Firmino non rispose e fece un vago cenno con la testa.
– Bene, disse l’avvocato, glielo lascio come spunto di una possibile ricerca, si ricordi, anche i bollettini meteorologici possono servire, purché presi come metafora, come indizio, senza cadere nella sociologia della letteratura, mi spiego?
– Credo di sì, disse Firmino.
– Sociologia della letteratura, ripeté con aria disgustata l’avvocato, viviamo tempi barbari.
Fece il gesto di alzarsi e Firmino si alzò precipitosamente prima di lui.
– Tutto sul mio conto, Manuel, gridò l’avvocato all’oste, il nostro ospite ha gradito il pranzo.
Si avviarono all’uscita. Sulla soglia l’avvocato si fermò.
– Stasera le farò sapere qualcosa sulla posizione del Torres, disse, le manderò un messaggio alla pensione di Dona Rosa. Ma è importante che lei lo intervisti domani stesso e che il suo giornale faccia un’altra edizione straordinaria, visto che su questa testa tagliata state facendo molte edizioni straordinarie, intesi?
– Intesi, rispose Firmino, conti pure su di me.
Uscirono nella luce pomeridiana di Oporto. Le strade erano animate e il caldo era umido, con una nebbiolina che velava la città.
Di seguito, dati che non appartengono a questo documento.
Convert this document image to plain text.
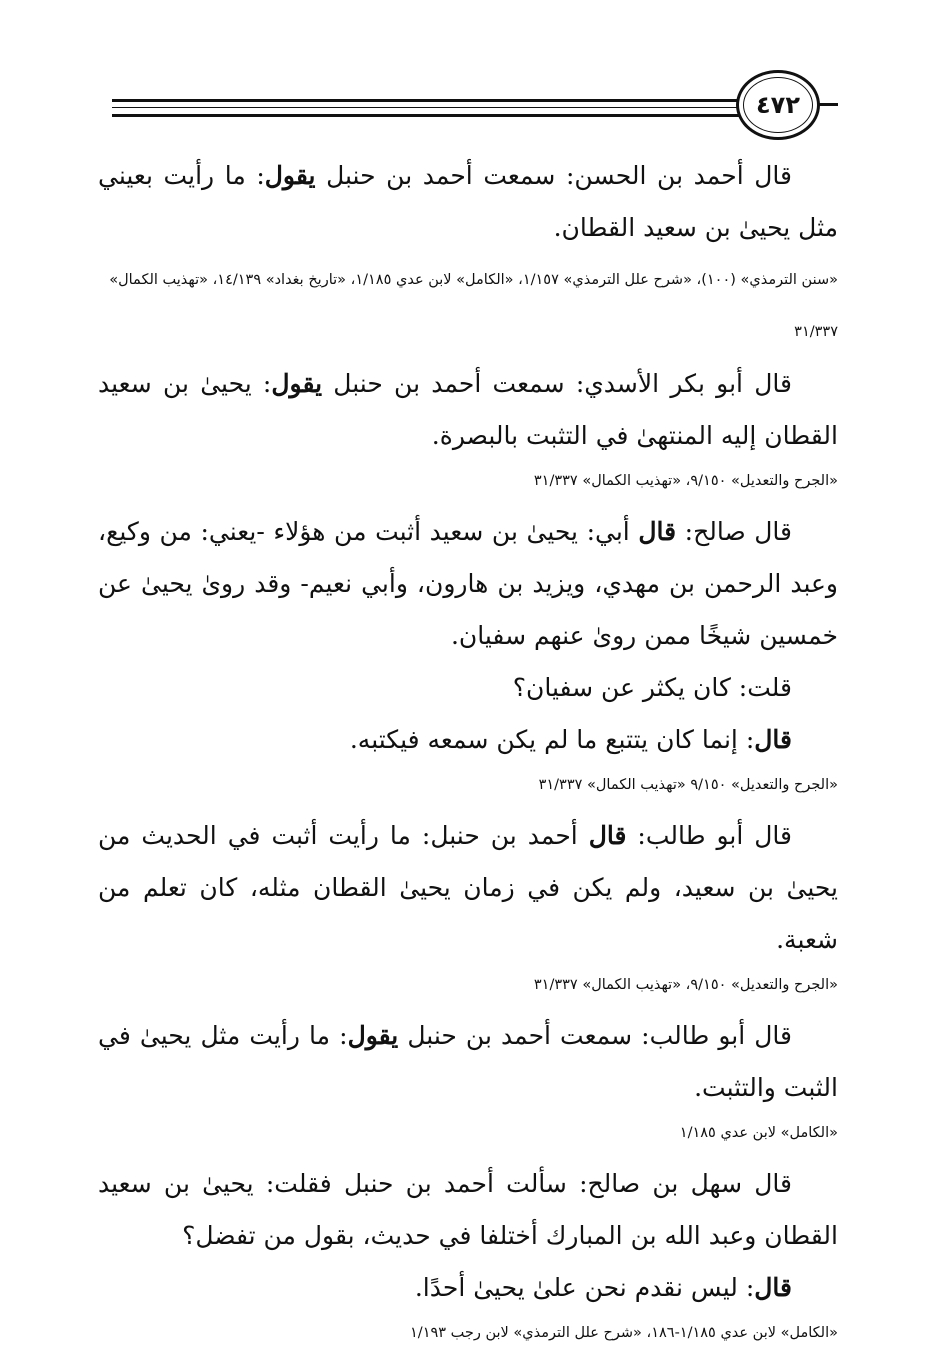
٤٧٢

قال أحمد بن الحسن: سمعت أحمد بن حنبل يقول: ما رأيت بعيني مثل يحيىٰ بن سعيد القطان.

«سنن الترمذي» (١٠٠)، «شرح علل الترمذي» ١/١٥٧، «الكامل» لابن عدي ١/١٨٥، «تاريخ بغداد» ١٤/١٣٩، «تهذيب الكمال» ٣١/٣٣٧

قال أبو بكر الأسدي: سمعت أحمد بن حنبل يقول: يحيىٰ بن سعيد القطان إليه المنتهىٰ في التثبت بالبصرة.

«الجرح والتعديل» ٩/١٥٠، «تهذيب الكمال» ٣١/٣٣٧

قال صالح: قال أبي: يحيىٰ بن سعيد أثبت من هؤلاء -يعني: من وكيع، وعبد الرحمن بن مهدي، ويزيد بن هارون، وأبي نعيم- وقد روىٰ يحيىٰ عن خمسين شيخًا ممن روىٰ عنهم سفيان.

قلت: كان يكثر عن سفيان؟

قال: إنما كان يتتبع ما لم يكن سمعه فيكتبه.

«الجرح والتعديل» ٩/١٥٠ «تهذيب الكمال» ٣١/٣٣٧

قال أبو طالب: قال أحمد بن حنبل: ما رأيت أثبت في الحديث من يحيىٰ بن سعيد، ولم يكن في زمان يحيىٰ القطان مثله، كان تعلم من شعبة.

«الجرح والتعديل» ٩/١٥٠، «تهذيب الكمال» ٣١/٣٣٧

قال أبو طالب: سمعت أحمد بن حنبل يقول: ما رأيت مثل يحيىٰ في الثبت والتثبت.

«الكامل» لابن عدي ١/١٨٥

قال سهل بن صالح: سألت أحمد بن حنبل فقلت: يحيىٰ بن سعيد القطان وعبد الله بن المبارك أختلفا في حديث، بقول من تفضل؟

قال: ليس نقدم نحن علىٰ يحيىٰ أحدًا.

«الكامل» لابن عدي ١/١٨٥-١٨٦، «شرح علل الترمذي» لابن رجب ١/١٩٣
L’avvocato si passò il fazzoletto sulla fronte e gli fece un rapido gesto di saluto.
– Ho mangiato troppo, borbottò, come sempre ho mangiato troppo. A proposito, lo sa come è morto Hölderlin?
Firmino lo guardò senza riuscire a rispondere. Sul momento non riusciva proprio a ricordarsi come era morto Hölderlin.
– È morto pazzo, disse l’avvocato, è una cosa da prendere in considerazione.
Si allontanò traballando con passo incerto sulla sua enorme mole.